“Come mothers and fathers throughout the land, and don’t criticize what you can’t understand.”
An interspecies friendship — an amazing love story.
Awful in every way. What was happening to me? I was a baby. Age one year at the time. Christmas 2004. Everything gone. A terrible storm. My home demolished. My mom, dad, my brothers and sisters — drowned.
The violent sea snatched me away. It carried me for days. Until a foreign shore appeared. The landscape strange — I knew I was far from home.
Voices, shouting. Strange beings all around. A net over my head. I was too weak to fight — almost. And, I had grown pretty big — about 650 pounds at the time. I was dehydrated. Disoriented. I wanted to die — and I almost did.
The man who helped me — his name was “Owen.” Now that’s my name, too. When Owen first saw me I heard him exclaim,
“What to do? There are no hippos like this here!”
But Owen stepped in when others were scared.
Looking back, it’s hard to imagine how I survived that horrific event — a “tsunami” they said. Somehow I did. It’s been over 8 years.
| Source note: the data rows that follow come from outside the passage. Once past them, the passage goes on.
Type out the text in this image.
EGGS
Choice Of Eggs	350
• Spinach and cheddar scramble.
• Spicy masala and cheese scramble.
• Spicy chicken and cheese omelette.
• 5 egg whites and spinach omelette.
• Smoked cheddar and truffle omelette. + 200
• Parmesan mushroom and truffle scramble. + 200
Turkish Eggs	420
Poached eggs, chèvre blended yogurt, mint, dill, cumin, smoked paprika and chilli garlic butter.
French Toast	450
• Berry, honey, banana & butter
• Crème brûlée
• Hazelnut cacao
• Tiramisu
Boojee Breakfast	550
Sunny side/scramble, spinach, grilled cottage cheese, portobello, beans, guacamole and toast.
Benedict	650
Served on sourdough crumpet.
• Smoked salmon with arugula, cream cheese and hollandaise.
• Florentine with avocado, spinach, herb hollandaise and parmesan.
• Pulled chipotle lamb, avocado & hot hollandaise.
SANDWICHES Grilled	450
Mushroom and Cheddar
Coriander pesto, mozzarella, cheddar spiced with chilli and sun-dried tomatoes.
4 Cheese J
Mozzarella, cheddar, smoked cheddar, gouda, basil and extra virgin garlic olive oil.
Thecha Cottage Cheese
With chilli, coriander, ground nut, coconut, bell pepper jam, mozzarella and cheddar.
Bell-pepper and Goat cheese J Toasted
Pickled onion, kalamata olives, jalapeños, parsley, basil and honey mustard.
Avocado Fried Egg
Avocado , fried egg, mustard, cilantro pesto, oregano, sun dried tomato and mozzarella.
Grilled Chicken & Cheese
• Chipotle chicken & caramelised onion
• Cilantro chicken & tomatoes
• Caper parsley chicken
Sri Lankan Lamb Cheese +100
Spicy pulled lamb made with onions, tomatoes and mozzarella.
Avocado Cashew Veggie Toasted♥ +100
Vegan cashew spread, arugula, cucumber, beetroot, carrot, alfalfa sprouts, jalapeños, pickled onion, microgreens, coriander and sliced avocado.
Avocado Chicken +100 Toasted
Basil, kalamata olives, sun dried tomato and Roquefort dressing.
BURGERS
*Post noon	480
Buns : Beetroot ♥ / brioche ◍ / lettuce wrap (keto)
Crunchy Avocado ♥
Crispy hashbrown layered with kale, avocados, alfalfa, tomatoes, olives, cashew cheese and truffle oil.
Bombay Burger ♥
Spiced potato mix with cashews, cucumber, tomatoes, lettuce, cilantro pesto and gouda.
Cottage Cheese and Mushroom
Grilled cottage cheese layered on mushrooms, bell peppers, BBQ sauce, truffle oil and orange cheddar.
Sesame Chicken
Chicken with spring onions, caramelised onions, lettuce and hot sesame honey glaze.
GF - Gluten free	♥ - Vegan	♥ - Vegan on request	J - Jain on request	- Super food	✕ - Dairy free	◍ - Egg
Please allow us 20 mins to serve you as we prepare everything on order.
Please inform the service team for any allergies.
The tsunami killed thousands in my homeland. It changed lives, and the landscape forever. But this story is not about me. Or those who died.
It’s about Mzee (“Meh-zee”). He’s become my best friend. He became my new Dad.
Mzee adopted me. No one knows why. It’s so strange. A giant tortoise Mzee, and a hippo (that’s me)?
A little baby and a grumpy old man — Mzee is 130!
He can be a cantankerous guy — if you were his age, you would be too! His name means “Old Man” In Swahili. But he gave me a new lease on life. You might say I did the same for him.
Before Mzee met me, he had nobody. Being a dad made him somebody.
I liked to follow Mzee around and licked his face — he loved it too. It was the least I could do. All he had done for me; what my family would have — if they could have.
Mzee showed me where to sleep.
Which plants are safe to eat.
The best places to cross the river.
We slept together. We ate together. We were rarely apart.
My new home is a place called Kenya, in a beautiful nature preserve. Want to see Mzee and me? Watch our video below.
What did I learn from those bittersweet years?
Dads and moms come in all sizes.
Even at 130, they can be full of surprises…
Owen was named after Owen Saubion, a young Frenchman volunteering with the Kenya Wildlife Service.
“Though I doubted he’d survive, before I drove off from Malindi, I asked the rescuers, mostly local fishermen, for a name. They unanimously chose ‘Owen’ after Owen Saubion, a tall, blonde, awkward hippy of a guy who was volunteering with the Kenya Wildlife Service. He was the only rescuer who dared to rugby tackle the hippo at a critical moment.”
“We rescued him exhausted and sunburned after four days in the sea. He was wild and angry after the local villagers and tourists on the beach rescued him,” said Dr. Paula Kahumbu.